のろや

善男善女の皆様方、美術館へ行こうではありませんか。

『ボストン美術館展』2

2010-08-21 | 展覧会
8/18の続きでございます。

肖像画のセクションでいきなり待ちかまえておりますのはヴァン・ダイクでございます。


『ペーテル・シモンズ』

つい数年前ヴァン・ダイクの作品であることが確定されたというこの作品、左下に手を描きなおした跡がございます。どうでしょう、修正前の左手を伸ばしているポーズの方がどっしりと安定した画面になりますけれども、胸に当てている方が画面が引き締まりますし、矜持あるポーズと申しましょうか、颯爽としてカッコよく見えると思いませんか。「お客様にご満足いただけるよう勤めております」という画家のつぶやきが聞こえてまいります。

それにしてもヴァン・ダイク、この人に依頼すればどんな人物でもそれなりの威厳と気品を備えた肖像画に仕上げてくれそうでございますね。もしものろがあの世で肖像画を描いてもらうことになったら、レンブラントに頼もうか、ヴァン・ダイクにしようか、大いに迷う所でございます。フランス・ハルスにはうっかり変な顔した瞬間を描かれそうなので敬遠。ちょっと恐いけどベラスケスもよろしうございます。いやしかしモディリアーニもレーピンもいるし、ほんとに迷うなあ。さんざん迷ってやっぱりシーレにしようっと。

何の話でした?
ああ、ヴァン・ダイク。

稀代の肖像画家によってその名と風貌とを後世に残すこととなったシモンズさん。
この人誰かに似ているぞ、と絵の前に陣取って考えることしばし。
やや面長の輪郭、ひゅーんととんがった鼻、秀でた額に眠そうな吊り目。
そうです。プーチン首相でございます。



こう思ってしまうと、もはや「口ひげのあるウラジーミル・プーチンの像」にしか見えなくなってしまいました。
まあそんな次第でプーチン首相の視線を背中に感じつつ、展示室をぐるっと廻ってたどり着いたのが


マネ『ヴィクトリーヌ・ムーラン』

マネの迷いのない筆致、それだけでも充分目に楽しいものでございます。肖像画としては不自然なほど強いコントラストに、ばさっ ばさっ と置かれた絵具が描き出しているのは、くっきりとした小振りの唇、丸みのある鼻、大した関心もなさそうにこちらを見つめる二重まぶたの目、即ちオランピア草上の昼食でお馴染みのあの顔でございます。
ヴィクトリーヌを描いた最初の絵とされるこの作品においても、マネはこのモデルを美化するでもなく、性格や内なる感情を表現するでもなく、極めて即物的に描いております。 青いリボンと片耳に輝くイヤリングは真珠の耳飾りの少女を思い起こさせます。しかしフェルメールの作品とは違い、ヴィクトリーヌは微笑みを浮かべることもなく、顔をはすに構えてただただこちらを見つめるばかりでございます。

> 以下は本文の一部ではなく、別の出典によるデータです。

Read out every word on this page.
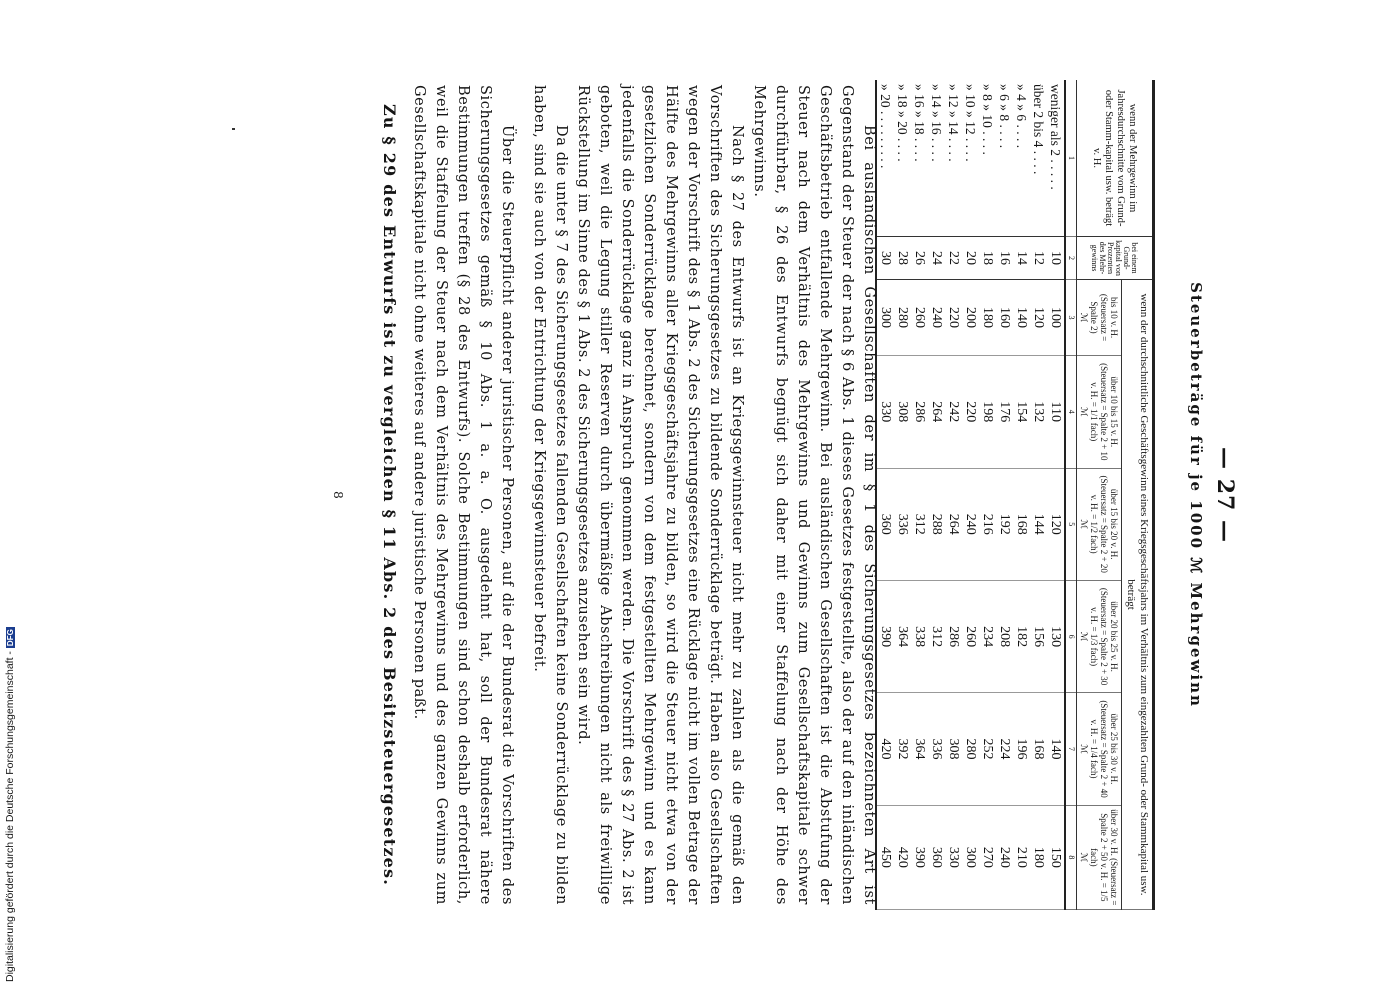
Digitalisierung gefördert durch die Deutsche Forschungsgemeinschaft -DFG
— 27 —
Steuerbeträge für je 1000 ℳ Mehrgewinn
wenn der Mehrgewinn im Jahresdurchschnitte vom Grund- oder Stamm-kapital usw. beträgt
v. H.	bei einem Grund-kapital von Prozenten des Mehr-gewinns	wenn der durchschnittliche Geschäftsgewinn eines Kriegsgeschäftsjahrs im Verhältnis zum eingezahlten Grund- oder Stammkapital usw. beträgt					
		bis 10 v. H. (Steuersatz = Spalte 2)
ℳ	über 10 bis 15 v. H. (Steuersatz = Spalte 2 + 10 v. H. = 1/1 fach)
ℳ	über 15 bis 20 v. H. (Steuersatz = Spalte 2 + 20 v. H. = 1/2 fach)
ℳ	über 20 bis 25 v. H. (Steuersatz = Spalte 2 + 30 v. H. = 1/3 fach)
ℳ	über 25 bis 30 v. H. (Steuersatz = Spalte 2 + 40 v. H. = 1/4 fach)
ℳ	über 30 v. H. (Steuersatz = Spalte 2 + 50 v. H. = 1/5 fach)
ℳ
1	2	3	4	5	6	7	8
weniger als 2 . . . . .	10	100	110	120	130	140	150
über 2 bis 4 . . . .	12	120	132	144	156	168	180
» 4 » 6 . . . .	14	140	154	168	182	196	210
» 6 » 8 . . . .	16	160	176	192	208	224	240
» 8 » 10 . . . .	18	180	198	216	234	252	270
» 10 » 12 . . . .	20	200	220	240	260	280	300
» 12 » 14 . . . .	22	220	242	264	286	308	330
» 14 » 16 . . . .	24	240	264	288	312	336	360
» 16 » 18 . . . .	26	260	286	312	338	364	390
» 18 » 20 . . . .	28	280	308	336	364	392	420
» 20 . . . . . . . . .	30	300	330	360	390	420	450

Bei ausländischen Gesellschaften der im § 1 des Sicherungsgesetzes bezeichneten Art ist Gegenstand der Steuer der nach § 6 Abs. 1 dieses Gesetzes festgestellte, also der auf den inländischen Geschäftsbetrieb entfallende Mehrgewinn. Bei ausländischen Gesellschaften ist die Abstufung der Steuer nach dem Verhältnis des Mehrgewinns und Gewinns zum Gesellschaftskapitale schwer durchführbar, § 26 des Entwurfs begnügt sich daher mit einer Staffelung nach der Höhe des Mehrgewinns.

Nach § 27 des Entwurfs ist an Kriegsgewinnsteuer nicht mehr zu zahlen als die gemäß den Vorschriften des Sicherungsgesetzes zu bildende Sonderrücklage beträgt. Haben also Gesellschaften wegen der Vorschrift des § 1 Abs. 2 des Sicherungsgesetzes eine Rücklage nicht im vollen Betrage der Hälfte des Mehrgewinns aller Kriegsgeschäftsjahre zu bilden, so wird die Steuer nicht etwa von der gesetzlichen Sonderrücklage berechnet, sondern von dem festgestellten Mehrgewinn und es kann jedenfalls die Sonderrücklage ganz in Anspruch genommen werden. Die Vorschrift des § 27 Abs. 2 ist geboten, weil die Legung stiller Reserven durch übermäßige Abschreibungen nicht als freiwillige Rückstellung im Sinne des § 1 Abs. 2 des Sicherungsgesetzes anzusehen sein wird.

Da die unter § 7 des Sicherungsgesetzes fallenden Gesellschaften keine Sonderrücklage zu bilden haben, sind sie auch von der Entrichtung der Kriegsgewinnsteuer befreit.

Über die Steuerpflicht anderer juristischer Personen, auf die der Bundesrat die Vorschriften des Sicherungsgesetzes gemäß § 10 Abs. 1 a. a. O. ausgedehnt hat, soll der Bundesrat nähere Bestimmungen treffen (§ 28 des Entwurfs). Solche Bestimmungen sind schon deshalb erforderlich, weil die Staffelung der Steuer nach dem Verhältnis des Mehrgewinns und des ganzen Gewinns zum Gesellschaftskapitale nicht ohne weiteres auf andere juristische Personen paßt.

Zu § 29 des Entwurfs ist zu vergleichen § 11 Abs. 2 des Besitzsteuergesetzes.

8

マネのお気に入りモデルとして今に知られる彼女でございますが、モデルというのは決して一般的に受けのいい職業ではございませんでした。エコール・ド・パリの花型モデル、多くの芸術家たちのミューズとなり、女王と謳われたモンパルナスのキキにしても、その晩年は悲惨なものでした。若く、そこそこに美しく、物怖じしない視線を画面の外に投げかけるヴィクトリーヌは、どんなふうに歳をとり、どんな生涯を送ったのでございましょうか。
のっぺりとした背景の中、鮮烈に浮かび上がる白い顔を眺めつつ、そんなことを考えたのでございました。

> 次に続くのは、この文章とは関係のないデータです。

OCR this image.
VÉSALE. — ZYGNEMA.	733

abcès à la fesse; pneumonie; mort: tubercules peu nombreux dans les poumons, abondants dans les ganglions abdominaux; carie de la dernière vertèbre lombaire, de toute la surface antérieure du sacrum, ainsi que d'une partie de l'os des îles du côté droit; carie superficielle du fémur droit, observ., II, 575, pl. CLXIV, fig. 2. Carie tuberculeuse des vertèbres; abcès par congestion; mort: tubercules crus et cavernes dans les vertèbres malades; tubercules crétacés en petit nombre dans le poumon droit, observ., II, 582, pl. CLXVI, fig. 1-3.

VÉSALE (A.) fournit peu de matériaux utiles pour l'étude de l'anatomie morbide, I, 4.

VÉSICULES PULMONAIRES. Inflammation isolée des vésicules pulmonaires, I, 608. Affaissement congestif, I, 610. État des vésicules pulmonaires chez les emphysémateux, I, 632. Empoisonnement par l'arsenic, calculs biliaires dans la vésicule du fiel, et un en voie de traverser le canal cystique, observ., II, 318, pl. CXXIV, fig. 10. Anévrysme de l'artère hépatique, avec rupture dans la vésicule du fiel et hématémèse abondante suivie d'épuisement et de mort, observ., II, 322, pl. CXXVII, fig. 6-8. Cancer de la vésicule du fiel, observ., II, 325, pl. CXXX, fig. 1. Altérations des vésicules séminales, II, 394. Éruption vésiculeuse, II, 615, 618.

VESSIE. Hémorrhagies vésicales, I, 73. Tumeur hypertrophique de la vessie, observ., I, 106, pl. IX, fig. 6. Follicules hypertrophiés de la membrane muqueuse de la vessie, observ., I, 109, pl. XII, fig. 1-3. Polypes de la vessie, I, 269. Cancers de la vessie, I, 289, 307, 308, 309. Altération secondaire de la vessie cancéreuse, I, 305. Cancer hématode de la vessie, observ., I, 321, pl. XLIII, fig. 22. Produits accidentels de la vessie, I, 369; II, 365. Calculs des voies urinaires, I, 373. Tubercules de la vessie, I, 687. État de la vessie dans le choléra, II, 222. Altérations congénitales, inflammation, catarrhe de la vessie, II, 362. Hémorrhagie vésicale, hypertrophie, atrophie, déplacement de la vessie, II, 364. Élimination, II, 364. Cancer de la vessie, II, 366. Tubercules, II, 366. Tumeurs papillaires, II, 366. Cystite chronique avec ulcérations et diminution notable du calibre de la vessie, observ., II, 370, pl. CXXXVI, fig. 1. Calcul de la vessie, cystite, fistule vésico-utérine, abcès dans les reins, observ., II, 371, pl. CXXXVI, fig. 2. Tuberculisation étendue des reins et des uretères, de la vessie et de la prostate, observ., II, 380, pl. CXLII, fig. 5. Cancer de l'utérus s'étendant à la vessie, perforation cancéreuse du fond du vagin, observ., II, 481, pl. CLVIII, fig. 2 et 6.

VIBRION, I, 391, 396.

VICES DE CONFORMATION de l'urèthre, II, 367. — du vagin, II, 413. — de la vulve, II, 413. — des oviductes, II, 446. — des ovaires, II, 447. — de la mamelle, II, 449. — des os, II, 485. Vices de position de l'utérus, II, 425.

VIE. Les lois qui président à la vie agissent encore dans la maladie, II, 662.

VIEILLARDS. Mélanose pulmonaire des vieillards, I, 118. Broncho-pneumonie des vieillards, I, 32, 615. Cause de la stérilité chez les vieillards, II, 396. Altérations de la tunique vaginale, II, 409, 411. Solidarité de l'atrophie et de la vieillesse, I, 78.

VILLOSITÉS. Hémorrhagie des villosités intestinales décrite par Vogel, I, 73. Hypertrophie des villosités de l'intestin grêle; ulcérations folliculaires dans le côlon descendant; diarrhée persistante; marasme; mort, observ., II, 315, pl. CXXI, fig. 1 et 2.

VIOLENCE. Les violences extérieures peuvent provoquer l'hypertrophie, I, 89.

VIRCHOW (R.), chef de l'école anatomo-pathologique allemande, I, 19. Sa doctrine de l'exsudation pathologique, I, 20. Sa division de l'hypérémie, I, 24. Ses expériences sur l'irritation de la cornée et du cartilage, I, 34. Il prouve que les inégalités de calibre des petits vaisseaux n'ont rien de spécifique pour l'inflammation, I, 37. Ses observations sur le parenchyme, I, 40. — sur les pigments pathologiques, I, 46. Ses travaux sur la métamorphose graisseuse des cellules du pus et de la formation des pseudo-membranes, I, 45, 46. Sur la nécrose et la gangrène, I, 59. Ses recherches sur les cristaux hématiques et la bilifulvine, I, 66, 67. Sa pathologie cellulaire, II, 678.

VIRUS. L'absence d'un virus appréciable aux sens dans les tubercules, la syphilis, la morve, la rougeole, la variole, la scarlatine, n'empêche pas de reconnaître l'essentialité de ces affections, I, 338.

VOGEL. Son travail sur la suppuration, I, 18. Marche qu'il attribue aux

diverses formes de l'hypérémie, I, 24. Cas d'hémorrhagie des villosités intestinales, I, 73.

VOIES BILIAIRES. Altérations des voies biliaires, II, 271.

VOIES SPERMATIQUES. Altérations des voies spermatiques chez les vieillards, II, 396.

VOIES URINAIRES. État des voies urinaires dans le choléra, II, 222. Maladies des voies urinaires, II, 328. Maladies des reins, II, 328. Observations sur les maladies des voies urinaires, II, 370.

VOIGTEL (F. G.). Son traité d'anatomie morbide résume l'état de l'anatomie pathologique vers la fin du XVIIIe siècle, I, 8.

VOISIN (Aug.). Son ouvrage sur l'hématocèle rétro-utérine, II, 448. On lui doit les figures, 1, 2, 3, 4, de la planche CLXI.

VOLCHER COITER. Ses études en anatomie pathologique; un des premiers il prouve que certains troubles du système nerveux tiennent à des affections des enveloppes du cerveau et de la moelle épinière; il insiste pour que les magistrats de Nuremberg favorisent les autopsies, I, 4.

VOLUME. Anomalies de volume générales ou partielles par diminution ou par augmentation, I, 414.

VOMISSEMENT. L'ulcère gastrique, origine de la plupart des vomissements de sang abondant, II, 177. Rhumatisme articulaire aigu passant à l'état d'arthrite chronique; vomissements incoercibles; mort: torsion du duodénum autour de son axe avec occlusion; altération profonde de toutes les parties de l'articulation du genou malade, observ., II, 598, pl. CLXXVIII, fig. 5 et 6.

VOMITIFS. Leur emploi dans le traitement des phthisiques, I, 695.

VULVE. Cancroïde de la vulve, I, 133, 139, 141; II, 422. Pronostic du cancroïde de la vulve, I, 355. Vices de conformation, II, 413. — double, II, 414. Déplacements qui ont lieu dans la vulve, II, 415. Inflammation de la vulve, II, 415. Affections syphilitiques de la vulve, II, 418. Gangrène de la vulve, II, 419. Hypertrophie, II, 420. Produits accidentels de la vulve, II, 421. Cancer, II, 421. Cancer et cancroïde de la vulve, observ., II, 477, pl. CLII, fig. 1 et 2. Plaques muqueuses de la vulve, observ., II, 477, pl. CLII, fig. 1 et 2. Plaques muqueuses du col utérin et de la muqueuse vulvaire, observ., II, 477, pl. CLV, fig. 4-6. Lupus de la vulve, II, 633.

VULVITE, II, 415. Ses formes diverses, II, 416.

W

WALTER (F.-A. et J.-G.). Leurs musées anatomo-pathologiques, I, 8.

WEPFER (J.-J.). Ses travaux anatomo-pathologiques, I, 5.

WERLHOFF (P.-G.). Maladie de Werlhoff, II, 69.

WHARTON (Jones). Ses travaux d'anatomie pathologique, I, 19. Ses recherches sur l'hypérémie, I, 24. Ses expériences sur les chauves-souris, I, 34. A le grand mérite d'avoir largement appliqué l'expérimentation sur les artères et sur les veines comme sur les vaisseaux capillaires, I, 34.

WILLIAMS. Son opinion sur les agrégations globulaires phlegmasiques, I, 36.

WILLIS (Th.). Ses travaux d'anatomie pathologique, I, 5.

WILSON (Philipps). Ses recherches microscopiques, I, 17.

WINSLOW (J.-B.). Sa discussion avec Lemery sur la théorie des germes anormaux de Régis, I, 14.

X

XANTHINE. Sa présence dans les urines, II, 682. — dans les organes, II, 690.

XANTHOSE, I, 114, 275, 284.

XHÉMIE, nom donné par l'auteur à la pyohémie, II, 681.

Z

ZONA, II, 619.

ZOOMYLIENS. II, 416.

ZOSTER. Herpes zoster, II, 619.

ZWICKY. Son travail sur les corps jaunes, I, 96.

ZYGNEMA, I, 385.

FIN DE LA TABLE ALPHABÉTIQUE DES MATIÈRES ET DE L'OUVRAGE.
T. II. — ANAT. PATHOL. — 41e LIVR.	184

印象派も風景画もそれほど好きではないのろにとっては、この肖像画セクションが本展のメインでございました。とは申せ、額縁の向こうに広々と横たわるコンスタブルの田舎風景や、二年前のコロー展でもお見かけしたコローの人物画、色彩の調和に満ちたファンタン=ラトゥールの静物画などなど、この他にもため息ものの作品がたくさんございました。

これだけ色々貸し出してくだすったのはボストン美術館が改修中だからなんだそうで。そういえば神戸でもボストン美術館収蔵の浮世絵展を開催中でございますね。何にしても、海外の名品をいながらにして拝めるのは有り難いことでございます。来年はアムステルダム国立美術館あたりが改修工事してくれないかしらん。